Considering the aforementioned issue in the book, Delaney is the person who morally degrades under the influence of the American Dream pursuit. His attitude towards illegal immigrants changes dramatically over the course of the story. First, he is introduced to the audience as a liberal humanist. However, at the end of the book, Delaney becomes an enraged racist. The author shows a contrast between his initial attitude to immigrants and the one that was acquired later. From the very beginning, the reader clearly sees that the man is a moderate and open-minded liberalist. Furthermore, Boyle gives a definition for this type of person stating that a liberalist is one who supports the free market, gold standard, and freedom. As a result, a liberal individual should practice an appropriate attitude to civil and political liberties. However, when Delaney has a certain accident with an individual of another nationality, all his liberal principles seem to disappear. Obviously, in this situation, the principle of the American Dream cracks in its essence.

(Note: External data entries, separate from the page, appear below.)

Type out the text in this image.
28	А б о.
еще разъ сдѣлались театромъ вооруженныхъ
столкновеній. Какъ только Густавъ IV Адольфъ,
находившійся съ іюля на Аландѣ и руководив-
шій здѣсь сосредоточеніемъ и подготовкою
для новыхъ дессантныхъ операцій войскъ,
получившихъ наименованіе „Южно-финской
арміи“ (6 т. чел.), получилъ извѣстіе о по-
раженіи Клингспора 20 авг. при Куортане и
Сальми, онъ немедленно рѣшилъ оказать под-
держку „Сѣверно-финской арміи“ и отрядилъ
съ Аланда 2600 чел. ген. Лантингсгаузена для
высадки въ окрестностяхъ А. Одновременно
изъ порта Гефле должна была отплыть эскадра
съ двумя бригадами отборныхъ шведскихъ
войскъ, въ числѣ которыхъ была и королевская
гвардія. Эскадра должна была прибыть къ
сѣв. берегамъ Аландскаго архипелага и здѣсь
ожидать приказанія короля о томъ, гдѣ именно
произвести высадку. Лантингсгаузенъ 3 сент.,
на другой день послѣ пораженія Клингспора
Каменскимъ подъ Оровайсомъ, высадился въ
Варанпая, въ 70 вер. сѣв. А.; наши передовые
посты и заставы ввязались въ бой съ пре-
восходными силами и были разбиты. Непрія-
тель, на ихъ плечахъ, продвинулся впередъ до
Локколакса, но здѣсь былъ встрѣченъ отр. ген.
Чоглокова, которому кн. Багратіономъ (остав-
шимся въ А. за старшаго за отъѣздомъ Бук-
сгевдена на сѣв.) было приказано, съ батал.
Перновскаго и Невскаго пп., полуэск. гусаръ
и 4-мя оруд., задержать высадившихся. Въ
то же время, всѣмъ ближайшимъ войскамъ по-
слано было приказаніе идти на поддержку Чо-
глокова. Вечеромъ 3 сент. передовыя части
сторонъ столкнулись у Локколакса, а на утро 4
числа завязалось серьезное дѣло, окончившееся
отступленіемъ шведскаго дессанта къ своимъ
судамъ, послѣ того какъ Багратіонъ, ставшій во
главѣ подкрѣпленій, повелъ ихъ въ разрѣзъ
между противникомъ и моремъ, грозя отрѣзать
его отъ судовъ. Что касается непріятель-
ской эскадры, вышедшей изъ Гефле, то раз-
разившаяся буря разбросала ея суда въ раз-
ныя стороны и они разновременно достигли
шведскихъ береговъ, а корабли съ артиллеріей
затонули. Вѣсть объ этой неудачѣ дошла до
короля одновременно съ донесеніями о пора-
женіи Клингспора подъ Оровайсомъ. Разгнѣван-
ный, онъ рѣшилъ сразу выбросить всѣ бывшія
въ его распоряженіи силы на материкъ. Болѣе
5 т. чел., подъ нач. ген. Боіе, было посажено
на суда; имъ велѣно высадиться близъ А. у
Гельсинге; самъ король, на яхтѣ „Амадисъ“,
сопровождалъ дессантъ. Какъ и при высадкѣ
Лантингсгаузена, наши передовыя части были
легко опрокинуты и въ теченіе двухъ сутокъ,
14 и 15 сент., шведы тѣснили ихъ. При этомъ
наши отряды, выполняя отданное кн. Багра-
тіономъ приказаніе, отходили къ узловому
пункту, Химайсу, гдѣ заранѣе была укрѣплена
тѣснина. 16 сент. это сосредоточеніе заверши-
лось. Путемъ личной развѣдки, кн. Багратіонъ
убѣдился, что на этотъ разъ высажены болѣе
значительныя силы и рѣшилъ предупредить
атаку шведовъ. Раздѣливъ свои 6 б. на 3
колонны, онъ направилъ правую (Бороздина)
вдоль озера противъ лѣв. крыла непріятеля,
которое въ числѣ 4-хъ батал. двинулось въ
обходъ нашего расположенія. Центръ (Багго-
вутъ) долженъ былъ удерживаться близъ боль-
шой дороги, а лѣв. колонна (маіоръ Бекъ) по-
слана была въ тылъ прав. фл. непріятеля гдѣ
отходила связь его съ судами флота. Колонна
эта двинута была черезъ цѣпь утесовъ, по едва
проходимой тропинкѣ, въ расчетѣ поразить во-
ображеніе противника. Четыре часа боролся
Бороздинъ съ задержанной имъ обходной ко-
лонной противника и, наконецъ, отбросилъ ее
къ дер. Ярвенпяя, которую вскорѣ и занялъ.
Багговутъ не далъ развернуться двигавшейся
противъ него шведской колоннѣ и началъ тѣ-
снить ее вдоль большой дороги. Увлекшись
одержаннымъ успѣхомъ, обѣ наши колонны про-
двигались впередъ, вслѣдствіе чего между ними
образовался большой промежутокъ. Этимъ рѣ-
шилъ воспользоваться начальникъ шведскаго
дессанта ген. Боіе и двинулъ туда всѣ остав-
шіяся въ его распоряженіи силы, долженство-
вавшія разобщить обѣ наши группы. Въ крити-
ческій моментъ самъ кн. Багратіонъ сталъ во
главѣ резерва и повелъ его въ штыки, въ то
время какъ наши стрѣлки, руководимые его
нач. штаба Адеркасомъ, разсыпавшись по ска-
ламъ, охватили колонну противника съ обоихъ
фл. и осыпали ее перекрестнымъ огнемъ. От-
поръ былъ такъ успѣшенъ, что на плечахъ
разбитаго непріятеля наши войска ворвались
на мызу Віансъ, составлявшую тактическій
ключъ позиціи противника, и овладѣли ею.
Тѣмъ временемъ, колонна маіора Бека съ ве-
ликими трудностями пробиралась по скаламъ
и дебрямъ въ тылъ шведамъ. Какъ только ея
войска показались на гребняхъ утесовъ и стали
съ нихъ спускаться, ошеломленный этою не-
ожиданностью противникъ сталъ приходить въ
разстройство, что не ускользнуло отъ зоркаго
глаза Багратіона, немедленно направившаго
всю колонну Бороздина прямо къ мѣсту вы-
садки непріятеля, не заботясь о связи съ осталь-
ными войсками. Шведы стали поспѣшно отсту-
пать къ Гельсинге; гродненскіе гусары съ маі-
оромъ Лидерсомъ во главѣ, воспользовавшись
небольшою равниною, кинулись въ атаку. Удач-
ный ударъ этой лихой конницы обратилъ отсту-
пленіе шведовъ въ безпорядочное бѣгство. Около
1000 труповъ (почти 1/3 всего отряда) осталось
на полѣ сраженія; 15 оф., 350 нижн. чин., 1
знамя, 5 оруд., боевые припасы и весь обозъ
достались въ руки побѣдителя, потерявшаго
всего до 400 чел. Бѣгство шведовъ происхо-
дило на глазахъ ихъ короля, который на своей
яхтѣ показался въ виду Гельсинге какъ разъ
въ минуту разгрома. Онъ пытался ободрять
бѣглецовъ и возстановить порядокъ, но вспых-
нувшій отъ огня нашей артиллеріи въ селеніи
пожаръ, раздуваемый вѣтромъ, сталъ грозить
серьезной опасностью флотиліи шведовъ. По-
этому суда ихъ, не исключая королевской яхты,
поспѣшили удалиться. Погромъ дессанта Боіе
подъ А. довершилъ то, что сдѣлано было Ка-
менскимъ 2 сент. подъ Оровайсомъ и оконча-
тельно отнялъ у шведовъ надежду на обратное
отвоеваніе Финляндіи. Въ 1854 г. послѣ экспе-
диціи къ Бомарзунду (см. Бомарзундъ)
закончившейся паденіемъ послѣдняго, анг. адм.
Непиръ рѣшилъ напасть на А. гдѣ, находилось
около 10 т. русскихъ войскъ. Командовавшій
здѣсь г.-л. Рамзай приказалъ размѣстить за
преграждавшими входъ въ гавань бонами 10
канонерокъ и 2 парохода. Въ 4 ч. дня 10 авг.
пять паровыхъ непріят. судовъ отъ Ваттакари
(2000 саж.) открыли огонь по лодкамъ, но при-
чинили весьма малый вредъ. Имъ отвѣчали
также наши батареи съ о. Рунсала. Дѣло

Having analyzed both works, it can be claimed that the American Dream is superficial and tends to be rather a myth than the essential ethical foundation of the country's prosperity. Similarly to American, the Californian dream fails in its value and significance as well. At first, California had really high standards of living and good salaries. Its growth is usually associated with railroad booms, citrus, oil, and auto industries. However, those benefits disappeared damaging numerous lives of native people and immigrants. The standard of the dream has failed, and people need to work hard and struggle every day. California is no more a place of easy leisure. Moreover, current statistics consider that the Californian unemployment rate is higher than the average national one. Besides, considering the cost of living and the support from the government, the rate of poverty remains to be the highest (Mathews). As a result, it can be estimated that modern people have another dream, which is quite different from the one that was gently followed by millions of Americans a decade ago.

Conclusion

In conclusion, the American dream phenomenon was introduced to people as the country's ethical foundation. It involved the rights and the liberty for achieving one's happiness and sense of life. Moreover, the dream guaranteed favorable conditions and high standards of living for those who worked hard and tried to achieve their goals. Thus, more and more people undermined the basis and the importance of the American Dream. This aspect can be evidenced in such works as the movie LA Story and the book Tortilla Curtain. Both sources introduce the audience to the basis of the American Dream in California and reveal its influence on the whole nation, its superficial nature, and the final fall.